Movie review: Hail, Caesar! a comedy triumph for the Coens

Joel and Ethan Coen may be among the most acclaimed filmmakers of their generation, but their record when it comes to comedy has been somewhat checkered.

Sure, everybody loves The Big Lebowski and Raising Arizona. But nobody especially liked Intolerable Cruelty or The Ladykillers (although the latter has its defenders.) Opinion on O Brother Where Art Thou and Burn After Reading is more divisive.

The Coens' newest comedy, Hail, Caesar!, doesn't quite crack the very top tier of Coen movies. It's scattered, it's full of ideas that don't quite connect with each other, and it's so overstuffed with good actors that a lot of them don't even get to speak.

But despite all that, this is the most I've laughed a Coen comedy probably since Lebowski. The humor is operating at a strange key that won't be for everyone, but I for one couldn't stop chuckling.

Hail, Caesar! is set in the early 1950s, and centers around Eddie Mannix (Josh Brolin), a Hollywood executive/fixer. The plot follows Mannix over the course of a couple of days, managing strange actors and directors and even stranger movies, while also facing a professional crossroads of his own.

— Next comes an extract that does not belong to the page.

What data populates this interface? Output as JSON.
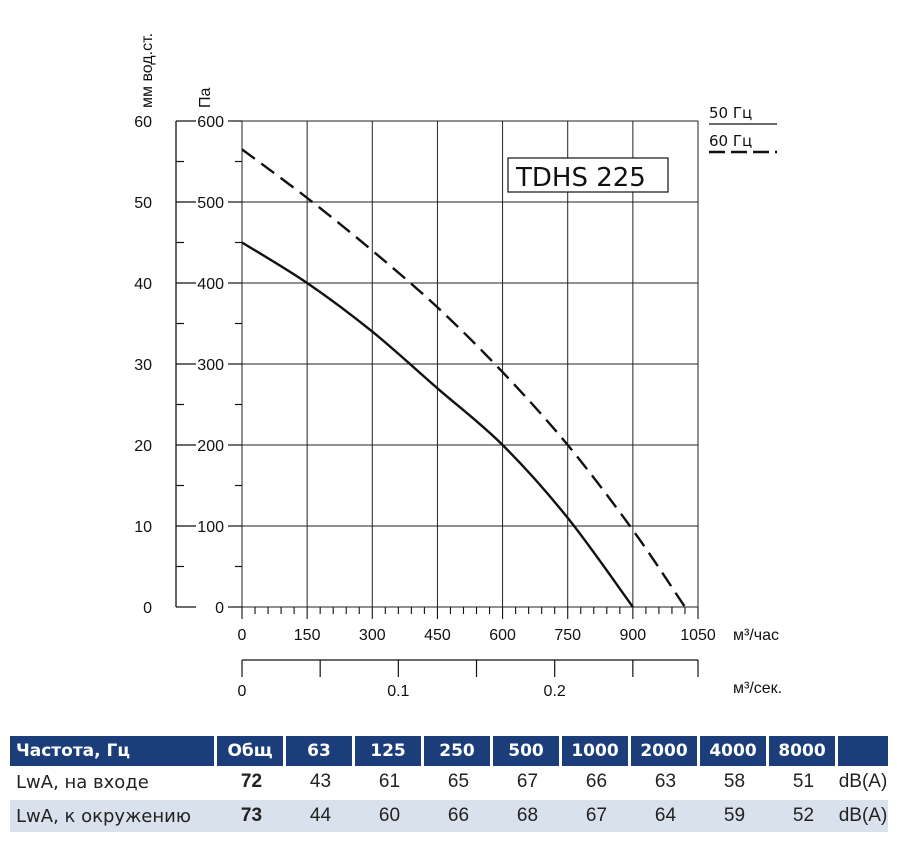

The plot consists of a whole bunch of loosely connected ideas, and one gets the sense that a lot of them are Hollywood-based nuggets the Coens have come up with over the years and ultimately decided to throw into the same movie. George Clooney is a movie star, in a Ben Hur-like religious epic, who is kidnapped by a cell of Communist screenwriters. Scarlett Johansson, in her first Coen outing since The Man Who Wasn't There in 2001, plays an Esther Williams-type swimming movie star who becomes pregnant. Newcomer Alden Ehrenreich makes quite an impression as a young cowboy actor who's "promoted" to dramatic actor. Channing Tatum plays the star of a sailor musical, and gets to indulge in a lengthy, elaborate song-and-dance number.

And if that's not enough, there are rival, twin-sister gossip columnists, both played by Tilda Swinton. There's also room for fantastic, one-scene cameos from Frances McDormand, Jonah Hill, Ralph Fiennes and even Christopher Lambert.

Everything involving the Communist screenwriters is pure gold. The Coens' best movies always have inept kidnapping plots in them, and this is no exception, as everyone in these scenes in doing something hilarious pretty much at all times. Actors like Alex Karpovsky, David Krumholtz, Fred Melamed, Patrick Fischler and Fisher Stevens earn big laughs even if they're not speaking. Even Herbert Marcuse shows up! As for Clooney, his efforts at comedy have had mixed success, with and without the Coens, as a little bit of his mugging can go a long way. But he's just right here as a dimwit who develops Stockholm Syndrome over 24 hours.

The other best scene of the movie has Brolin meeting with a rabbi, priest, reverend and padre to go over the religious sensitivity aspects of the religious picture. It's a brilliant little mini-play, with Robert Picardo's rabbi unseating all three A Serious Man clerics as the best rabbi in Coen history.

Hail, Caesar! reminded me a lot, oddly enough, of Inherent Vice, another period story set in Los Angeles, in which the plot doesn't really matter all that much, there are lots of detours into weird L.A. corners, and Josh Brolin is on hand as the square-jawed straight man. But it's not nearly as dark as Paul Thomas Anderson's Pynchon adaptation- in fact, it ends on a downright sunny note. It's like the ending of A Serious Man, only the exact opposite.